I felt the presence of God with us all day.
And as I walked the beach with a sea heart in my hand, I found myself thinking about the response to my last article. Honestly, I wasn’t sure what would happen when I published My Big Wild Goal. It felt more personal and vulnerable than most things I’ve written. But the responses have touched me deeply.
One woman told me, “This article is exactly what I needed to read today.”
Another wrote, “The article prompted me to think about my own Big Wild Goal.”
My 80-year-old friend shared, “The last one, about setting a goal for the year, really got me thinking about how my life has been going.”
And another reader told me, “Your article resonated with me and honestly made me feel supported in my own aspirations and wild goals.”
I have read every comment, message, and email. Thank you!
I will come back to them on the hard days.
I hope you all feel permission to pursue something that feels wildly ambitious, deeply personal, and maybe even a little unnecessary or scary.
In many ways, those messages felt like sea hearts. Unexpected gifts. Small reminders that when we put something meaningful into the world, we never fully know where it might land.
Getting those sea hearts today felt like a message God was sending me.
Keep going.
Trust the journey.
Trust His promise.
Don’t give up before the dream finds its shore.
As for the book, the journey continues.
My illustrator, Millie, is currently waiting on feedback from me for the third sketch of Pages 11 and 12, the scene inside Our Father’s House.
The development of that scene has evolved more than almost any other part of the book.
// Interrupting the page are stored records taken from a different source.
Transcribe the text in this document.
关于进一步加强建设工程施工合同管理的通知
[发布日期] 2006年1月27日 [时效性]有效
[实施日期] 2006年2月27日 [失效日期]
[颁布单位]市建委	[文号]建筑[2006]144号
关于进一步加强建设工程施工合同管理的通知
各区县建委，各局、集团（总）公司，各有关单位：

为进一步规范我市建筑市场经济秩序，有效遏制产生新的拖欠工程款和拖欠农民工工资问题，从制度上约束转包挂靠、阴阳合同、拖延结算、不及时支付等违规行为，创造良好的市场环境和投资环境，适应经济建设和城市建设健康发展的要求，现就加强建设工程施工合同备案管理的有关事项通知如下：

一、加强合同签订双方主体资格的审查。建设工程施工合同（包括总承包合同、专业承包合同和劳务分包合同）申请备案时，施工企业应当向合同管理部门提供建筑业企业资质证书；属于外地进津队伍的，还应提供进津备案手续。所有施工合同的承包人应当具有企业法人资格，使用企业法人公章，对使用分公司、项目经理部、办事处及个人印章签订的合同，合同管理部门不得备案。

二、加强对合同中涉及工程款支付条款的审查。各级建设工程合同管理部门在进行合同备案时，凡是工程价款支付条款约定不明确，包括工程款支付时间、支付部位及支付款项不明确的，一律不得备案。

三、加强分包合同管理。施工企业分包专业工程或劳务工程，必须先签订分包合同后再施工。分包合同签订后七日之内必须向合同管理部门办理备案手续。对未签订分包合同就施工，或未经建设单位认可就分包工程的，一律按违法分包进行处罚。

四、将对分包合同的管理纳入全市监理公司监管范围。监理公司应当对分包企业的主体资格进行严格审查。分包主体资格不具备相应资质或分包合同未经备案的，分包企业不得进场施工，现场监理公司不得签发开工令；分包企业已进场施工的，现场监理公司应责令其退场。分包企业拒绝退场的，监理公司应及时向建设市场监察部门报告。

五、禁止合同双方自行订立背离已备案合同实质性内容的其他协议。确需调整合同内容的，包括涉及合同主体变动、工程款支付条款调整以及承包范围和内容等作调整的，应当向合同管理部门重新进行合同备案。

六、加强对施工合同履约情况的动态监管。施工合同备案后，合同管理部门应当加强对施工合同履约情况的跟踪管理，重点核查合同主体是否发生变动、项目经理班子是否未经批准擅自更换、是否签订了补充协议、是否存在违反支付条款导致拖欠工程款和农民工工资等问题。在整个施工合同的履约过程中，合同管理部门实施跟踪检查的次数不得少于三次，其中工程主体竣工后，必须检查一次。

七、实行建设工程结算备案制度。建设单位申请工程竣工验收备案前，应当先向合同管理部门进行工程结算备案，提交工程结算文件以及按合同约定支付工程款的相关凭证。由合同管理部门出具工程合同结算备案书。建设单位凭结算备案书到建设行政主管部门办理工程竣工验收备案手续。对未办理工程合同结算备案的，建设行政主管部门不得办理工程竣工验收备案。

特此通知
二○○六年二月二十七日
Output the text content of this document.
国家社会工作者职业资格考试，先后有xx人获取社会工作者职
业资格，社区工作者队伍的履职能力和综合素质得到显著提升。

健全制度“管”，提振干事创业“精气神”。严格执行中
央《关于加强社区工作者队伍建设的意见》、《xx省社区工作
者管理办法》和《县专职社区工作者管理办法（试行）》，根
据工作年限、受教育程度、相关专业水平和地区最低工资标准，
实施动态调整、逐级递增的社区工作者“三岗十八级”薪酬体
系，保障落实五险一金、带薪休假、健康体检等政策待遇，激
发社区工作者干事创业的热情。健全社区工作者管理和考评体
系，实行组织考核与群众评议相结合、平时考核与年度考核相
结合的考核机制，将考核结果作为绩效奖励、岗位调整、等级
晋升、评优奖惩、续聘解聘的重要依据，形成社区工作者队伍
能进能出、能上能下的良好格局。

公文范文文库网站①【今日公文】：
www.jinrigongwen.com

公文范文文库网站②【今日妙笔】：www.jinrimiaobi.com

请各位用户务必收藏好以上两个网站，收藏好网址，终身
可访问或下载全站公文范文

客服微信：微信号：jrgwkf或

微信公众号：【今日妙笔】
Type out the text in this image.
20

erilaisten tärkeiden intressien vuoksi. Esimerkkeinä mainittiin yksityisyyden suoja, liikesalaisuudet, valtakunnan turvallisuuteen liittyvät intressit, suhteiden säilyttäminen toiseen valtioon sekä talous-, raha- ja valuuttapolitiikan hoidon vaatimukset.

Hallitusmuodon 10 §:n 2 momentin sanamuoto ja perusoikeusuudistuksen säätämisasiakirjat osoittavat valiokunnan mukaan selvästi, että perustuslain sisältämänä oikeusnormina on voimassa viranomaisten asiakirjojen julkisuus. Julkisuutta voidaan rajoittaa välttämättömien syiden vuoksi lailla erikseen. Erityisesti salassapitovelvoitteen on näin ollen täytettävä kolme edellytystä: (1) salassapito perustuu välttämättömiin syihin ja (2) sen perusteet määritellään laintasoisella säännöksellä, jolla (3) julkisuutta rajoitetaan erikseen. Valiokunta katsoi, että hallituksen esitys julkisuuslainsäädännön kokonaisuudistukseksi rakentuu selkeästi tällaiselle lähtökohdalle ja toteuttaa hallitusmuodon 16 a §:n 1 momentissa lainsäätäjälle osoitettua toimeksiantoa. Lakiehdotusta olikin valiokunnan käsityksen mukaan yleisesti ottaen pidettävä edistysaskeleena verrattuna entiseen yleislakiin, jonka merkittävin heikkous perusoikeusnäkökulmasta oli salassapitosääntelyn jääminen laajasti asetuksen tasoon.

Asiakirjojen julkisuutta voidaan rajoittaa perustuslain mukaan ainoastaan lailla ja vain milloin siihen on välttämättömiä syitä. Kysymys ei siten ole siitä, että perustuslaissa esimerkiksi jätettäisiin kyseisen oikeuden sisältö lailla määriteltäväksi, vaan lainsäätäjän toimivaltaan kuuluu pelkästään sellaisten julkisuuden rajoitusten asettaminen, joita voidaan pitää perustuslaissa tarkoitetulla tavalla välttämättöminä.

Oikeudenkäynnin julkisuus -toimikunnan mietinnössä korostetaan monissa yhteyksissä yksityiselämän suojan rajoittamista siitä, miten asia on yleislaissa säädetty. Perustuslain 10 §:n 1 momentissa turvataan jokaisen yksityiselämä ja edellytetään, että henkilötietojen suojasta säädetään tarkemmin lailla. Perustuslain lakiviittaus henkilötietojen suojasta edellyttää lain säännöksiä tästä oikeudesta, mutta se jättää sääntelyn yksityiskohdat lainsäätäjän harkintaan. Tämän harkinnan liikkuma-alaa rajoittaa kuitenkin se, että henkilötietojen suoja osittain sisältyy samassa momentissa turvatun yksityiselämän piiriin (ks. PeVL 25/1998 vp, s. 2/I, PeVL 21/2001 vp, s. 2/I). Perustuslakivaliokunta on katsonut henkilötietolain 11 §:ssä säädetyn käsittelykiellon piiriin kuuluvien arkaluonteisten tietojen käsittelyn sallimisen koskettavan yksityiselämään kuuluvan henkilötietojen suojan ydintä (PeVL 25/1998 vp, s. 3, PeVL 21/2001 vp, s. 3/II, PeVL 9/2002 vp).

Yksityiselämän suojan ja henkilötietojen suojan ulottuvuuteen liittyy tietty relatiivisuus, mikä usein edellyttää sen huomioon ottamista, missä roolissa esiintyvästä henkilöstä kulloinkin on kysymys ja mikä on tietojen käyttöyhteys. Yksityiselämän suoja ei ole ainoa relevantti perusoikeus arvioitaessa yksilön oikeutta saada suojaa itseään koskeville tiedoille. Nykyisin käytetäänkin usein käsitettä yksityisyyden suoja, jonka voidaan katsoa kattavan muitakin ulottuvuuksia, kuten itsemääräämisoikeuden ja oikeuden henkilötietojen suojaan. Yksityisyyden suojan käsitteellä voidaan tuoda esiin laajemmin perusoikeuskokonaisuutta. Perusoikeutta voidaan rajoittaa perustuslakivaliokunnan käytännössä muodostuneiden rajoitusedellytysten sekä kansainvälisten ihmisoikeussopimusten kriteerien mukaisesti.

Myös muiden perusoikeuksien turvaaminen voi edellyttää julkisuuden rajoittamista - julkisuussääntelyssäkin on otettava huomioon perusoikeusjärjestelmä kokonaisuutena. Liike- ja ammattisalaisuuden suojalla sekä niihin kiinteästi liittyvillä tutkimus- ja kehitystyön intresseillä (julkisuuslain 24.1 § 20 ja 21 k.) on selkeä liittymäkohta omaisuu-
What started as a simple hallway has transformed into something much richer and more meaningful than I originally imagined.
I can’t wait to share the story behind it someday.
But not yet.
For now, I’m waiting until the final painted artwork is complete because I want you to experience it the same way I did: watching the idea slowly come to life.
I’m incredibly grateful for Millie’s creativity, patience, and willingness to keep exploring possibilities with me until we find exactly the right one.
For now, I’ll keep collecting sea hearts and sea beans, making notes in my notebook, and following where this Big Wild Goal leads as I focus on Jonner and the Stuffed Animal Mansion.
Because sometimes the forecast says rain, and you go anyway.
And sometimes you find treasures you never expected.